Crossing Borders: 4th October with Ben Duke

Ben Duke sits at ease on a sofa below the majestic ribboned ceiling of the Siobhan Davies studios. His appearance here comes as part of Independent Dance’s annual series of talks called Crossing Borders. The series aims to challenge and question the ideas behind inter-disciplinary work, and explores the ways in which different art forms can be enriched and informed through cross-collaboration. In collaboration itself with The Place’s postgraduate course Edge, and this time also with PAL (performing arts labs), Crossing Borders brings to its platform Lost Dog co-founder and choreographer, Ben Duke. From a company renowned for its inter-disciplinary use of movement, theatre, text and live music, Duke’s seems like a perfect brain to pick to kick-start this series of talks.

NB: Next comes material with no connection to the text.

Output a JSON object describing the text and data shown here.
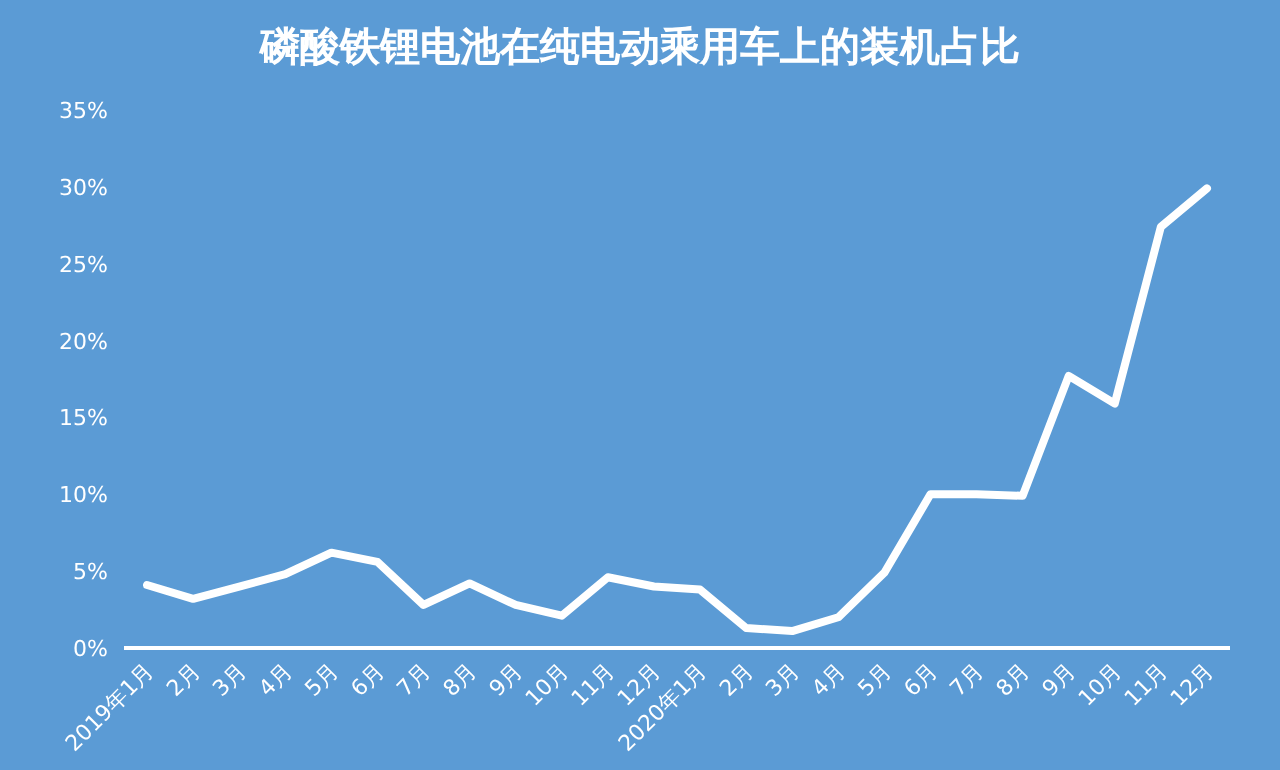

Sat in front of an impressively sized audience for the first in a series, Duke begins to contemplate how the concept of crossing the disciplinary border is addressed in his own choreographic work. He talks about beginning with a story and characters, the way one would assume a theatre director would begin. However he goes on to describe how his approach to ‘story’ is not necessarily in the linear narrative sense. He speaks of expanding a single moment, and exploring the millions of possible moments that could take place within a mere couple of seconds. Almost a theatrical approach to chaos theory, Duke explains how within his work these minute moments are stretched, sometimes through the use of dance or other abstract forms, to create a sense of parallel realities. As an agent of illusion, the physicality of movement seems to emerge, dream-like and embedded through an immersive narrative as a way of generating believable frames for the dance.

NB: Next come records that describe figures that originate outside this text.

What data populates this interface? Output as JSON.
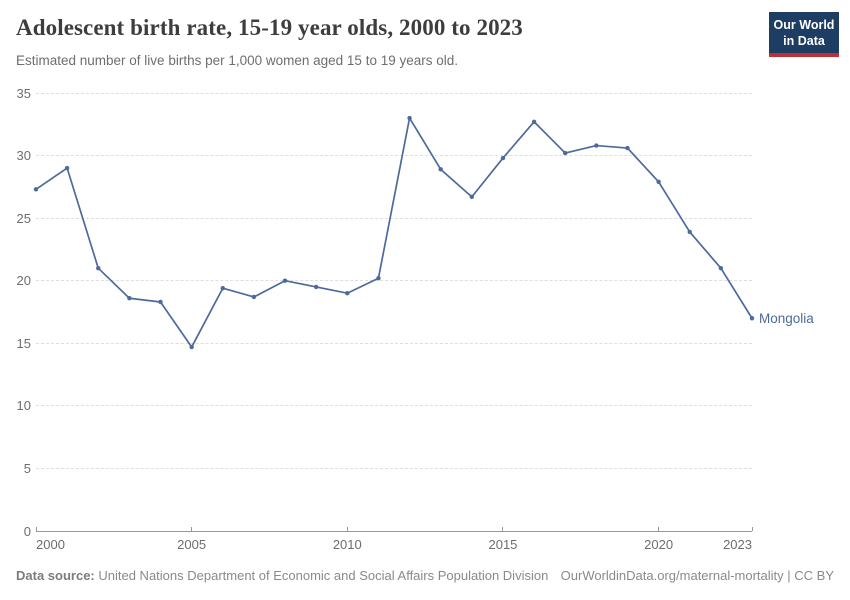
{
  "header": {
    "title": "Adolescent birth rate, 15-19 year olds, 2000 to 2023",
    "subtitle": "Estimated number of live births per 1,000 women aged 15 to 19 years old.",
    "logo": {
      "line1": "Our World",
      "line2": "in Data",
      "bg_color": "#1d3d63",
      "accent_color": "#bd3039"
    }
  },
  "chart_data": {
    "type": "line",
    "title": "Adolescent birth rate, 15-19 year olds, 2000 to 2023",
    "x": [
      2000,
      2001,
      2002,
      2003,
      2004,
      2005,
      2006,
      2007,
      2008,
      2009,
      2010,
      2011,
      2012,
      2013,
      2014,
      2015,
      2016,
      2017,
      2018,
      2019,
      2020,
      2021,
      2022,
      2023
    ],
    "series": [
      {
        "name": "Mongolia",
        "color": "#4c6a9c",
        "values": [
          27.3,
          29.0,
          21.0,
          18.6,
          18.3,
          14.7,
          19.4,
          18.7,
          20.0,
          19.5,
          19.0,
          20.2,
          33.0,
          28.9,
          26.7,
          29.8,
          32.7,
          30.2,
          30.8,
          30.6,
          27.9,
          23.9,
          21.0,
          17.0
        ]
      }
    ],
    "xlabel": "",
    "ylabel": "",
    "ylim": [
      0,
      35
    ],
    "yticks": [
      0,
      5,
      10,
      15,
      20,
      25,
      30,
      35
    ],
    "xticks": [
      2000,
      2005,
      2010,
      2015,
      2020,
      2023
    ],
    "grid": "horizontal-dashed",
    "legend_position": "end-of-line-label",
    "entity_label": "Mongolia",
    "gridline_color": "#dedede",
    "axis_color": "#999999",
    "tick_label_color": "#6d6d6d"
  },
  "footer": {
    "source_label": "Data source:",
    "source_text": " United Nations Department of Economic and Social Affairs Population Division",
    "citation_text": "OurWorldinData.org/maternal-mortality | CC BY"
  }
}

To create engaging pieces of work that successfully combine dance, text, music and narrative without ending up with a spangly tits and teeth musical theatre piece requires some serious thought. It begs the age-old question, mulled over by audiences and choreographers alike, how do you make it so that the characters within a piece believably choose to dance? Duke asks ‘how do you bridge the gap between reality and an abstract reality?’.  He provides us with an undesirable example of musical theatre and its harsh changes between spoken text and show-tunes (group-shudder).

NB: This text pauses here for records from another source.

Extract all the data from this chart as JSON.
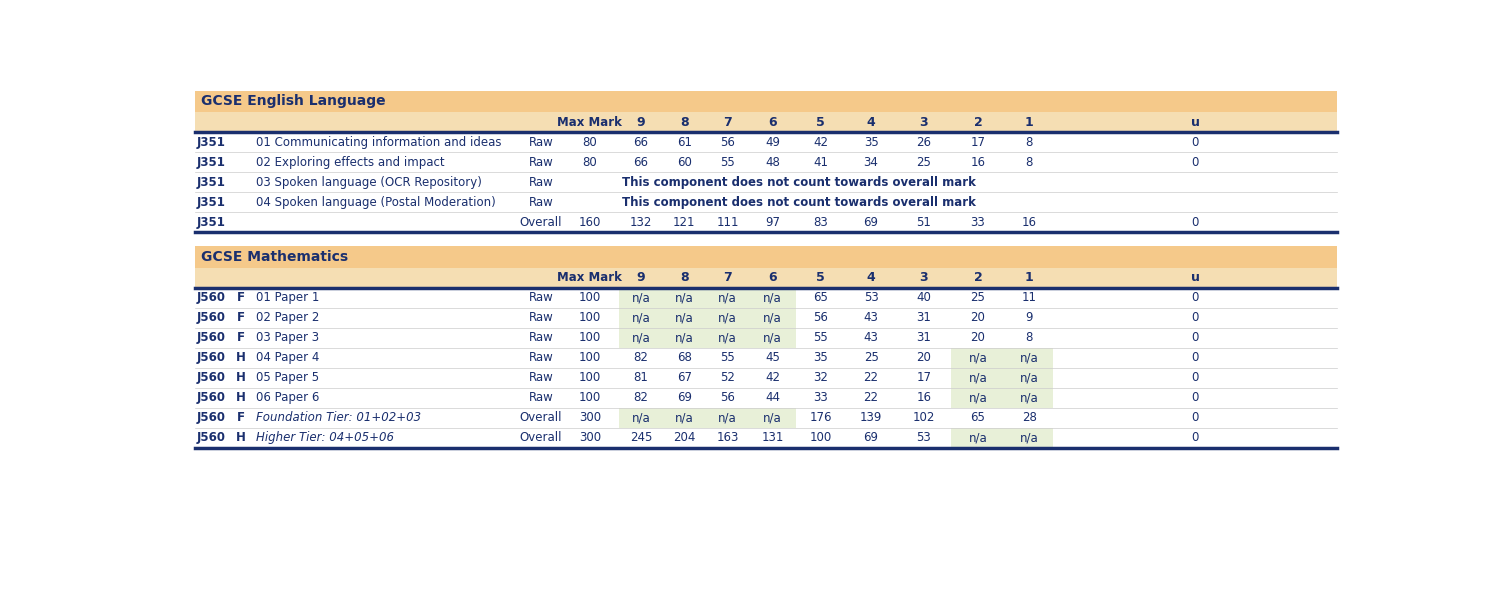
{
  "fig_width": 14.94,
  "fig_height": 5.94,
  "bg_color": "#ffffff",
  "header_bg": "#f5c98a",
  "subheader_bg": "#f5deb3",
  "na_bg_light": "#e8f0d8",
  "dark_blue": "#1a2f6e",
  "border_color": "#1a2f6e",
  "section1_title": "GCSE English Language",
  "section2_title": "GCSE Mathematics",
  "english_rows": [
    {
      "col1": "J351",
      "col2": "",
      "col3": "01 Communicating information and ideas",
      "col4": "Raw",
      "max": "80",
      "g9": "66",
      "g8": "61",
      "g7": "56",
      "g6": "49",
      "g5": "42",
      "g4": "35",
      "g3": "26",
      "g2": "17",
      "g1": "8",
      "u": "0",
      "span_msg": ""
    },
    {
      "col1": "J351",
      "col2": "",
      "col3": "02 Exploring effects and impact",
      "col4": "Raw",
      "max": "80",
      "g9": "66",
      "g8": "60",
      "g7": "55",
      "g6": "48",
      "g5": "41",
      "g4": "34",
      "g3": "25",
      "g2": "16",
      "g1": "8",
      "u": "0",
      "span_msg": ""
    },
    {
      "col1": "J351",
      "col2": "",
      "col3": "03 Spoken language (OCR Repository)",
      "col4": "Raw",
      "max": "",
      "g9": "",
      "g8": "",
      "g7": "",
      "g6": "",
      "g5": "",
      "g4": "",
      "g3": "",
      "g2": "",
      "g1": "",
      "u": "",
      "span_msg": "This component does not count towards overall mark"
    },
    {
      "col1": "J351",
      "col2": "",
      "col3": "04 Spoken language (Postal Moderation)",
      "col4": "Raw",
      "max": "",
      "g9": "",
      "g8": "",
      "g7": "",
      "g6": "",
      "g5": "",
      "g4": "",
      "g3": "",
      "g2": "",
      "g1": "",
      "u": "",
      "span_msg": "This component does not count towards overall mark"
    },
    {
      "col1": "J351",
      "col2": "",
      "col3": "",
      "col4": "Overall",
      "max": "160",
      "g9": "132",
      "g8": "121",
      "g7": "111",
      "g6": "97",
      "g5": "83",
      "g4": "69",
      "g3": "51",
      "g2": "33",
      "g1": "16",
      "u": "0",
      "span_msg": ""
    }
  ],
  "math_rows": [
    {
      "col1": "J560",
      "col2": "F",
      "col3": "01 Paper 1",
      "col4": "Raw",
      "max": "100",
      "g9": "n/a",
      "g8": "n/a",
      "g7": "n/a",
      "g6": "n/a",
      "g5": "65",
      "g4": "53",
      "g3": "40",
      "g2": "25",
      "g1": "11",
      "u": "0",
      "na_low": false,
      "na_high": true,
      "italic": false
    },
    {
      "col1": "J560",
      "col2": "F",
      "col3": "02 Paper 2",
      "col4": "Raw",
      "max": "100",
      "g9": "n/a",
      "g8": "n/a",
      "g7": "n/a",
      "g6": "n/a",
      "g5": "56",
      "g4": "43",
      "g3": "31",
      "g2": "20",
      "g1": "9",
      "u": "0",
      "na_low": false,
      "na_high": true,
      "italic": false
    },
    {
      "col1": "J560",
      "col2": "F",
      "col3": "03 Paper 3",
      "col4": "Raw",
      "max": "100",
      "g9": "n/a",
      "g8": "n/a",
      "g7": "n/a",
      "g6": "n/a",
      "g5": "55",
      "g4": "43",
      "g3": "31",
      "g2": "20",
      "g1": "8",
      "u": "0",
      "na_low": false,
      "na_high": true,
      "italic": false
    },
    {
      "col1": "J560",
      "col2": "H",
      "col3": "04 Paper 4",
      "col4": "Raw",
      "max": "100",
      "g9": "82",
      "g8": "68",
      "g7": "55",
      "g6": "45",
      "g5": "35",
      "g4": "25",
      "g3": "20",
      "g2": "n/a",
      "g1": "n/a",
      "u": "0",
      "na_low": true,
      "na_high": false,
      "italic": false
    },
    {
      "col1": "J560",
      "col2": "H",
      "col3": "05 Paper 5",
      "col4": "Raw",
      "max": "100",
      "g9": "81",
      "g8": "67",
      "g7": "52",
      "g6": "42",
      "g5": "32",
      "g4": "22",
      "g3": "17",
      "g2": "n/a",
      "g1": "n/a",
      "u": "0",
      "na_low": true,
      "na_high": false,
      "italic": false
    },
    {
      "col1": "J560",
      "col2": "H",
      "col3": "06 Paper 6",
      "col4": "Raw",
      "max": "100",
      "g9": "82",
      "g8": "69",
      "g7": "56",
      "g6": "44",
      "g5": "33",
      "g4": "22",
      "g3": "16",
      "g2": "n/a",
      "g1": "n/a",
      "u": "0",
      "na_low": true,
      "na_high": false,
      "italic": false
    },
    {
      "col1": "J560",
      "col2": "F",
      "col3": "Foundation Tier: 01+02+03",
      "col4": "Overall",
      "max": "300",
      "g9": "n/a",
      "g8": "n/a",
      "g7": "n/a",
      "g6": "n/a",
      "g5": "176",
      "g4": "139",
      "g3": "102",
      "g2": "65",
      "g1": "28",
      "u": "0",
      "na_low": false,
      "na_high": true,
      "italic": true
    },
    {
      "col1": "J560",
      "col2": "H",
      "col3": "Higher Tier: 04+05+06",
      "col4": "Overall",
      "max": "300",
      "g9": "245",
      "g8": "204",
      "g7": "163",
      "g6": "131",
      "g5": "100",
      "g4": "69",
      "g3": "53",
      "g2": "n/a",
      "g1": "n/a",
      "u": "0",
      "na_low": true,
      "na_high": false,
      "italic": true
    }
  ]
}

The answer to this seems to hover around a certain element of subtlety. He describes a delicate balance between providing the framing devices of narrative and character for the dance in order to tie the piece together concisely and not leave the audience utterly perplexed, yet also leaving enough space for ambiguity and imagination. The level at which an audience’s emotions are directed can be controlled through the subtle marriage of text and movement. A choreographer must take control of an audience’s emotional journey through the piece if they have any hope of communicating some tangibly emotive meaning or leaving behind a form of reactive residue. Duke describes his use of layering as a way of inducing subtlety and combating the clunkyness that could arise if movement and text are put together haphazardly. By allowing an expansion of the audience’s imagination through carefully constructing this blurred connection between theatre and dance, the audience member then has the agency to interpret what they see differently. They can relate it to their own lives to make it more emotionally relevant, rather than some distant story about some removed characters that may or may not bare any social or cultural relationship to the viewer. Duke also adds here that in the building and layering of character; when developed in conjunction with text and theatre and most importantly improvisation, a feeling of immediacy can be conjured. Through the use of improvisation, characterisation and physicality can be kept alive, leading the audience to believe (but at the same time not really believe) that this series of events unfolding on stage is happening for the first time. A sensitive balance between letting the audience know that this is a performance (yes, very Brechtian) and tempting them to become emotionally involved within the story creates this two-way pull that seems to fuse the use of dance and theatre. Almost like saying – yes, audience, I know this is completely unbelievable because two people wouldn’t ever go from a very verbal confrontation to a twisty-turny-lovely-dancey phrase in normal life but, oh, don’t we wish we could... wouldn’t it make so much more sense...

1 comment:

  1. Fascinating to hear Duke's choreographic/philosophical approaches and wonderfully written Sian. Brilliant, just brilliant!